26. The connection apparatus of claim 2 wherein the electrical connectors on the first and second electrical devices are pulled together when the locking means engages the second hook means.

27. The connection apparatus of claim 1 wherein the means for moving said substrate includes connector means coupled to said substrate and adapted to engage with said shell connector and movement means for allowing motion of said substrate in the direction lateral to the connection between the first and second electrical devices.

28. The connection apparatus of claim 27 wherein the substrate includes at least two recesses and said movement means includes roller shafts coupled to said first electrical device adapted to be received within each of said recesses and guide rollers associated with and rotatably mounted on each of said roller shafts for engaging said substrate at said recesses to allow lateral movement of the substrate relative to the first electrical device.

29. The connection apparatus of claim 27 wherein the connector means includes a tapered connector adapted to be received within the shell connector and which transmits a lateral force to the substrate when the tapered connector is inserted in the shell connector in a misaligned position laterally moving the substrate to an aligned position.

30. The connection apparatus of claim 29 wherein the substrate includes at least two recesses and said movement means includes roller shafts coupled to said first electrical device adapted to be received within each of said recesses and guide rollers associated with and rotatably mounted on each of said roller shafts for engaging said substrate at said recesses to allow lateral movement of the substrate relative to the first electrical device.

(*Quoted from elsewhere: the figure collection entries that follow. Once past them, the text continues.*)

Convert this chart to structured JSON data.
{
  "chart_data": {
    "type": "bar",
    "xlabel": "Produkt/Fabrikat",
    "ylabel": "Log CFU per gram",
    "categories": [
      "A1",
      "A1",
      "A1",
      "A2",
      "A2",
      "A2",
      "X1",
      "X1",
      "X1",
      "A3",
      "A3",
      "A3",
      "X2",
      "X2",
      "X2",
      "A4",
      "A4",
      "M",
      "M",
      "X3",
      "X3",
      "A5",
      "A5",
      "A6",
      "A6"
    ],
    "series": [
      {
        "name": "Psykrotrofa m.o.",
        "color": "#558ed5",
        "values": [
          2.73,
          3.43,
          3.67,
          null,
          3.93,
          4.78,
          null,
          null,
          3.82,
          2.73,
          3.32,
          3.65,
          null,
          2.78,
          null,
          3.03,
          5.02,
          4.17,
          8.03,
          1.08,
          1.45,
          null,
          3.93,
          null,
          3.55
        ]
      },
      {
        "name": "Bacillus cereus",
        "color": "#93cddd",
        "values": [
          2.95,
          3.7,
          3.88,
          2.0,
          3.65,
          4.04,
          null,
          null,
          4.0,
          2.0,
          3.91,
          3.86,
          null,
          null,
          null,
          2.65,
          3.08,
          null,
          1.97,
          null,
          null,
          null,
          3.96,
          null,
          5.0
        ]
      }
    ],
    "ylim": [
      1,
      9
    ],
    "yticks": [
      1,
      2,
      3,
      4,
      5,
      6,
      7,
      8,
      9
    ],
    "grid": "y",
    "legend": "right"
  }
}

31. The connection apparatus of claim 1 wherein the substrate is slidably supported on supporting guides adapted to allow lateral movement of the substrate relative to the first electrical device.

32. The connection apparatus of claim 1 wherein the substrate has an opening therein and the substrate is coupled to the first electrical device by a connector extending through said opening, said opening being configured to allow lateral movement of the substrate relative to the first electrical device.

33. A connector for electrically connecting a first electrical device to a second electrical device having a second connector with electrical contacts for transmitting electrical signals between the first and second electrical devices and a shell connector with a camming surface, the first electrical device connector comprising: a substrate having electrical contacts for coupling with the connector on the second electrical device; and means for moving said substrate relative to the second connector in said second electrical device so that the electrical contacts on the second connector and substrate align providing an electrical connection between said first and second electrical devices, wherein the means for moving said substrate includes connector means coupled to said substrate and adapted to engage with said shell connector and movement means for allowing motion of said substrate in the direction lateral to the connection between the first and second electrical devices, and the substrate further includes at least two recesses and said movement means includes roller shafts coupled to said first electrical device adapted to be received within each of said recesses and guide rollers associated with and rotatably mounted on each of said roller shafts for engaging said substrate at said recesses to allow lateral movement of the substrate relative to the first electrical device.

34. The connector of claim 33 wherein the connector means includes a tapered connector adapted to be received within the shell connector and which transmits a lateral force to the substrate when the tapered connector is inserted in the shell connector in a misaligned position laterally moving the substrate to an aligned position.

35. The connector of claim 33 wherein the substrate is slidably supported on supporting guides adapted to allow lateral movement of the substrate relative to the first electrical device.

36. The connector of claim 33 wherein the substrate has an opening therein and the substrate is coupled to the first electrical device by a connector extending through said opening, said opening being configured to allow lateral movement of the substrate relative to the first electrical device.